I agree. It’s a bit tedious to configure, but rock solid and has all the features you could ask from a proxy.


I’d guess there’s some tools which rely on RSS feeds or something to update seeds automatically, but that’s just a gut feeling. Also it shouldn’t be too difficult to write your own, but I don’t know if anything ‘production ready’ is out there.


Discoverability is one issue and trust for longevity is another. No bigger distribution is going to rely their official download links on an individual home lab which can disappear overnight. Also I guess there’s also guestion if images are provided as is without adding/removing your own ‘extensions’, but that’s what cheksums are for.
And this is obviously on a general level, I’m not trying to suggest that xana is not trustworthy :) But torrent seeding is a helpful thing for community, and easy/safe to set up.

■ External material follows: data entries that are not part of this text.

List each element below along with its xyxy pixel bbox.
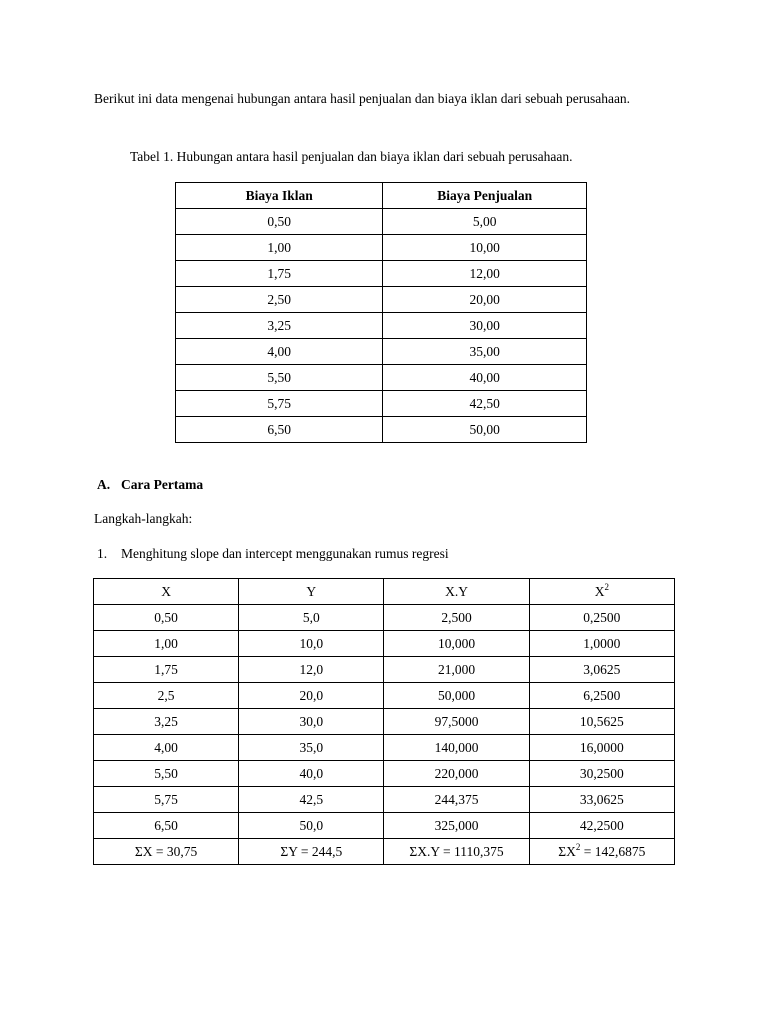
table2-cell: 5,75 bbox=[94, 787, 239, 813]
table1-cell: 10,00 bbox=[383, 235, 587, 261]
table-row bbox=[176, 235, 587, 261]
table1-cell: 4,00 bbox=[176, 339, 383, 365]
table-row bbox=[176, 391, 587, 417]
table2-regression bbox=[93, 578, 675, 865]
table2-cell: 325,000 bbox=[384, 813, 529, 839]
table2-sum-x: ΣX = 30,75 bbox=[94, 839, 239, 865]
table1-header-biaya-iklan: Biaya Iklan bbox=[176, 183, 383, 209]
table2-cell: 140,000 bbox=[384, 735, 529, 761]
table2-cell: 2,5 bbox=[94, 683, 239, 709]
table2-cell: 10,000 bbox=[384, 631, 529, 657]
section-a-heading bbox=[97, 475, 203, 495]
table2-cell: 6,2500 bbox=[529, 683, 674, 709]
table1-cell: 50,00 bbox=[383, 417, 587, 443]
table1-cell: 6,50 bbox=[176, 417, 383, 443]
table1-caption: Tabel 1. Hubungan antara hasil penjualan dan biaya iklan dari sebuah perusahaan. bbox=[130, 149, 573, 164]
table2-header-y: Y bbox=[239, 579, 384, 605]
table1-header-biaya-penjualan: Biaya Penjualan bbox=[383, 183, 587, 209]
table-row bbox=[176, 417, 587, 443]
table2-cell: 42,2500 bbox=[529, 813, 674, 839]
table1-cell: 35,00 bbox=[383, 339, 587, 365]
table2-cell: 30,2500 bbox=[529, 761, 674, 787]
step-1 bbox=[97, 544, 449, 564]
step-1-number: 1. bbox=[97, 546, 108, 561]
table1-cell: 20,00 bbox=[383, 287, 587, 313]
table2-cell: 30,0 bbox=[239, 709, 384, 735]
table2-header-x: X bbox=[94, 579, 239, 605]
table2-sum-y: ΣY = 244,5 bbox=[239, 839, 384, 865]
table2-cell: 1,00 bbox=[94, 631, 239, 657]
table1-cell: 1,75 bbox=[176, 261, 383, 287]
table2-cell: 2,500 bbox=[384, 605, 529, 631]
table-row bbox=[94, 761, 675, 787]
table2-cell: 12,0 bbox=[239, 657, 384, 683]
table-row bbox=[94, 605, 675, 631]
table1-cell: 5,00 bbox=[383, 209, 587, 235]
table-row bbox=[176, 339, 587, 365]
table1-cell: 40,00 bbox=[383, 365, 587, 391]
table2-cell: 50,0 bbox=[239, 813, 384, 839]
table1-biaya bbox=[175, 182, 587, 443]
table-row bbox=[176, 287, 587, 313]
table2-cell: 4,00 bbox=[94, 735, 239, 761]
table2-cell: 1,0000 bbox=[529, 631, 674, 657]
table2-cell: 5,0 bbox=[239, 605, 384, 631]
table1-cell: 0,50 bbox=[176, 209, 383, 235]
table1-cell: 3,25 bbox=[176, 313, 383, 339]
table2-cell: 50,000 bbox=[384, 683, 529, 709]
table2-sum-x2-sup: 2 bbox=[575, 841, 581, 852]
table2-header-xy: X.Y bbox=[384, 579, 529, 605]
table2-cell: 21,000 bbox=[384, 657, 529, 683]
table2-sum-x2 bbox=[529, 839, 674, 865]
table-row bbox=[176, 261, 587, 287]
table2-cell: 35,0 bbox=[239, 735, 384, 761]
table1-cell: 2,50 bbox=[176, 287, 383, 313]
table2-cell: 10,0 bbox=[239, 631, 384, 657]
table2-cell: 42,5 bbox=[239, 787, 384, 813]
table1-cell: 12,00 bbox=[383, 261, 587, 287]
step-1-text: Menghitung slope dan intercept menggunakan rumus regresi bbox=[121, 546, 449, 561]
steps-label: Langkah-langkah: bbox=[94, 511, 193, 526]
table-row bbox=[176, 313, 587, 339]
table-row bbox=[94, 657, 675, 683]
section-a-marker: A. bbox=[97, 477, 111, 492]
table2-cell: 0,2500 bbox=[529, 605, 674, 631]
table1-cell: 5,75 bbox=[176, 391, 383, 417]
table-row bbox=[176, 209, 587, 235]
table-row bbox=[94, 787, 675, 813]
table-row bbox=[94, 683, 675, 709]
table2-cell: 5,50 bbox=[94, 761, 239, 787]
table-row bbox=[94, 813, 675, 839]
table2-sum-x2-pre: ΣX bbox=[558, 843, 576, 859]
table1-cell: 1,00 bbox=[176, 235, 383, 261]
table2-cell: 6,50 bbox=[94, 813, 239, 839]
table-row bbox=[94, 631, 675, 657]
table2-sum-row bbox=[94, 839, 675, 865]
table2-cell: 33,0625 bbox=[529, 787, 674, 813]
table2-header-x2-sup: 2 bbox=[604, 581, 609, 592]
table2-cell: 10,5625 bbox=[529, 709, 674, 735]
section-a-title: Cara Pertama bbox=[121, 477, 204, 492]
table2-cell: 0,50 bbox=[94, 605, 239, 631]
table2-sum-x2-post: = 142,6875 bbox=[580, 843, 646, 859]
table2-header-x2 bbox=[529, 579, 674, 605]
table1-cell: 30,00 bbox=[383, 313, 587, 339]
table-row bbox=[94, 709, 675, 735]
table2-cell: 244,375 bbox=[384, 787, 529, 813]
intro-paragraph: Berikut ini data mengenai hubungan antara hasil penjualan dan biaya iklan dari sebuah perusahaan. bbox=[94, 91, 631, 106]
table1-cell: 5,50 bbox=[176, 365, 383, 391]
table2-cell: 40,0 bbox=[239, 761, 384, 787]
table1-cell: 42,50 bbox=[383, 391, 587, 417]
table-row bbox=[176, 365, 587, 391]
table-row bbox=[94, 735, 675, 761]
table2-cell: 3,0625 bbox=[529, 657, 674, 683]
table1-header-row bbox=[176, 183, 587, 209]
table2-cell: 97,5000 bbox=[384, 709, 529, 735]
table2-header-x2-base: X bbox=[594, 583, 605, 599]
table2-header-row bbox=[94, 579, 675, 605]
table2-cell: 20,0 bbox=[239, 683, 384, 709]
table2-cell: 16,0000 bbox=[529, 735, 674, 761]
table2-cell: 3,25 bbox=[94, 709, 239, 735]
table2-cell: 220,000 bbox=[384, 761, 529, 787]
table2-cell: 1,75 bbox=[94, 657, 239, 683]
table2-sum-xy: ΣX.Y = 1110,375 bbox=[384, 839, 529, 865]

Sound and power consumption. At least in my case those are important if I was going to store data at my mothers house. Power consumption might not matter that much, but HDD sound definetly does. And even with spinning rust hardware cost would be somewhere around 250€ compared to ~20€/month of cloud storage.
YMMV, in my scenario it’s just easier to use a cloud provider.
Fixed headaches with my proxmox backup server. It has a SAS-controller and 4 spinning drives running backups at detached garage and the old fujitsu desktop I dug out of office dumpster pile just kept crashing. Flashed controller to IT-firmware, updated bios on motherboard and did everything else I could figure out but the system just lost the drives pretty much daily and required a hard reset. Turns out, or at least that’s my conclusion, that the PSU on the machine just didn’t have enough juice for the whole setup and that caused instability. I dug out old (2010 or so) desktop from my own pile and threw 600W PSU on the box, it’s now been stable for at least a week.
I would’ve liked to keep the fujitsu-machine as it’s in a more compact case and couple of generations newer CPU, but that thing has propietary power supply so it was easier to swap out the whole system and just move drives from one to another. So, the current setup consumes maybe a bit more electricity, but at least it’s doing what it is supposed to.